Mais notre oligarchie n’est pas suffisamment connue. Il y a va de l’autodéfense des intérêts et de la dignité de la majorité populaire de mieux connaître cette oligarchie, ses pratiques, ses us et coutumes et ses abus multiples. Une commission d’enquête publique, c’est bien. Une commission d’enquête populaire autogérée et permanente, c’est mieux. Plus, cela devient essentiel.

Tout un programme de recherche sur l’oligarchie doit devenir une préoccupation quotidienne de la gauche politique et sociale comme nous le suggère Michel Pinçon et Monique Pinçon-Charlot en conclusion d’un leur livre, Le président des riches ... Nous vous invitons à lire ici une partie de la conclusion de ce livre qui décrit les tâches qui sont devant nous à cet égard.

Bernard Rioux

Que faire ?

(...)

Un changement de société, allant vers plus de justice sociale, moins d’inégalités économiques, un accès plus large au savoir et à la culture, suppose de maîtriser la connaissance des réseaux qui contrôlent et asservis sent la grande majorité du peuple français.

Chaque citoyen doit s’intéresser aux différentes composantes de l’oligarchie, en commençant par celles dont le pouvoir s’exerce sur son lieu de résidence et sur son lieu de travail. S’informer sur les appartenances politiques des élus, être attentif aux relations qu’ils entretiennent avec les entrepreneurs de travaux publics, les promoteurs et les industriels. Dresser un tableau des interconnexions entre ces personnages importants, omniprésents dans la presse locale, qui, ensemble, ont un pouvoir dont on ne peut prendre conscience qu’en additionnant leurs liens et leurs interrelations. Construire les réseaux et les faire connaître.

Un travail de longue haleine peut-être, mais qui, dans son élaboration même, amène à réfléchir sur sa propre position dans le monde social et permet de prendre un peu de distance par rapport à sa vie personnelle, ainsi replacée dans la complexité des relations qui incluent, mais aussi excluent. Prendre le temps nécessaire à la réflexion est déjà une riposte à la politique des effets d’annonce si chère au président. Cet arrêt sur image est déjà en lui-même une forme de résistance à la saturation présidentielle et médiatique.

Toute bibliothèque municipale ou d’entreprise devrait mettre à la disposition de ses lecteurs les ouvrages de référence qui donnent d’utiles renseignements sur les réseaux des dirigeants. Le Who’s Who, par exemple. Excellent ouvrage qui permet de recouper les informations sur les individus.

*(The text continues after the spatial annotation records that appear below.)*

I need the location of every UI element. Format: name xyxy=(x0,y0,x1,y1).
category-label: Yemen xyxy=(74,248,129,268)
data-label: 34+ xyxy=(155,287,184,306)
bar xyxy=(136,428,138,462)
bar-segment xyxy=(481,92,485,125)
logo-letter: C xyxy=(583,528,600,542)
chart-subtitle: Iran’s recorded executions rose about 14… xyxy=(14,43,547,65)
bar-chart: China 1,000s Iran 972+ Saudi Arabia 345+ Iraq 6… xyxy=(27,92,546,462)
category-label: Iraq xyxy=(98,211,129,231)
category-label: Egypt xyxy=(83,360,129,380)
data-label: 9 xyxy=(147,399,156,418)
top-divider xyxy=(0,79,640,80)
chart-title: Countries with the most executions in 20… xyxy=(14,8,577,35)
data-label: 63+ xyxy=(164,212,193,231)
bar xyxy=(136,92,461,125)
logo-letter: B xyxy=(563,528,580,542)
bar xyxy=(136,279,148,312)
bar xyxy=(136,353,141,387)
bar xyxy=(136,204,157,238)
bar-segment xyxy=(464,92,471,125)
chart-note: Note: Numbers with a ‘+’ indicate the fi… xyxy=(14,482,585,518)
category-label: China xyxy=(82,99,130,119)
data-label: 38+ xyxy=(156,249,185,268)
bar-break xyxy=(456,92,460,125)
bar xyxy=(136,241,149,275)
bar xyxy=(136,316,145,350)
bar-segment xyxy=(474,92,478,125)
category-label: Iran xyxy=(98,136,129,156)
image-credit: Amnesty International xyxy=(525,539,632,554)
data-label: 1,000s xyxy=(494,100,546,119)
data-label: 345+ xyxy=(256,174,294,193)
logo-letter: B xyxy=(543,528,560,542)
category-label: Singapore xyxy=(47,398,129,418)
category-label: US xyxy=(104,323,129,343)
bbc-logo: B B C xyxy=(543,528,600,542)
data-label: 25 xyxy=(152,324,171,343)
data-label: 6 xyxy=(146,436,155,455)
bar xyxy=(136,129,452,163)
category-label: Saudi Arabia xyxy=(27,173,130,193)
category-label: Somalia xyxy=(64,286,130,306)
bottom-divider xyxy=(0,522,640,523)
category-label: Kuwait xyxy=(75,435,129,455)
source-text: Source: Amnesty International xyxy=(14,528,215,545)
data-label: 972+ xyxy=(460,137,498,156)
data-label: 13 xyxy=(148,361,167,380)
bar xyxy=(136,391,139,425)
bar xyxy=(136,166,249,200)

De l’origine sociale aux différents postes occupés en passant par les écoles fréquentées et les diplômes obtenus, le Who’s Who est une encyclopédie biographique de toutes les élites françaises. Les adresses professionnelles et privées sont également indiquées.

Alors que la présence dans cet ouvrage est de l’initiative de la rédaction, la personnalité sollicitée pouvant toujours refuser d’y être mentionnée, le Bottin mondain est, quant à lui, un annuaire familial, où les familles nucléaires ont demandé à figurer, avec le soutien de deux parrains, la rédaction se réservant un droit de refus. Les familles sont regroupées par patronyme, ce qui donne immédiatement une idée du réseau familial. L’ouvrage comprend de nombreuses pages pratiques et des publicités qui donnent un bon aperçu du mode de vie des familles privilégiées.

Dans un autre registre, le palmarès annuel des cinq cents premières fortunes professionnelles de France établi par Challenges, déjà évoqué, est une mine de renseignements clairement présentés. Les sites Internet sont enfin une source inépuisable d’informations : sites d’entreprise, d’institution ou d’association, ils livrent des données dont l’accès n’est pas aisé par la voie traditionnelle de la bibliothèque, de la revue ou du livre. Il en va ainsi des rapports d’activité des sociétés et des documents qu’elles sont tenues de publier. Pour les principales d’entre elles, ces informations, publiques, sont diffusées sur leur site institutionnel, sous la rubrique « Document de référence », sous le thème « Publications financières ». Ces données sont également accessibles sur le site de l’Autorité des marchés financiers (AMF)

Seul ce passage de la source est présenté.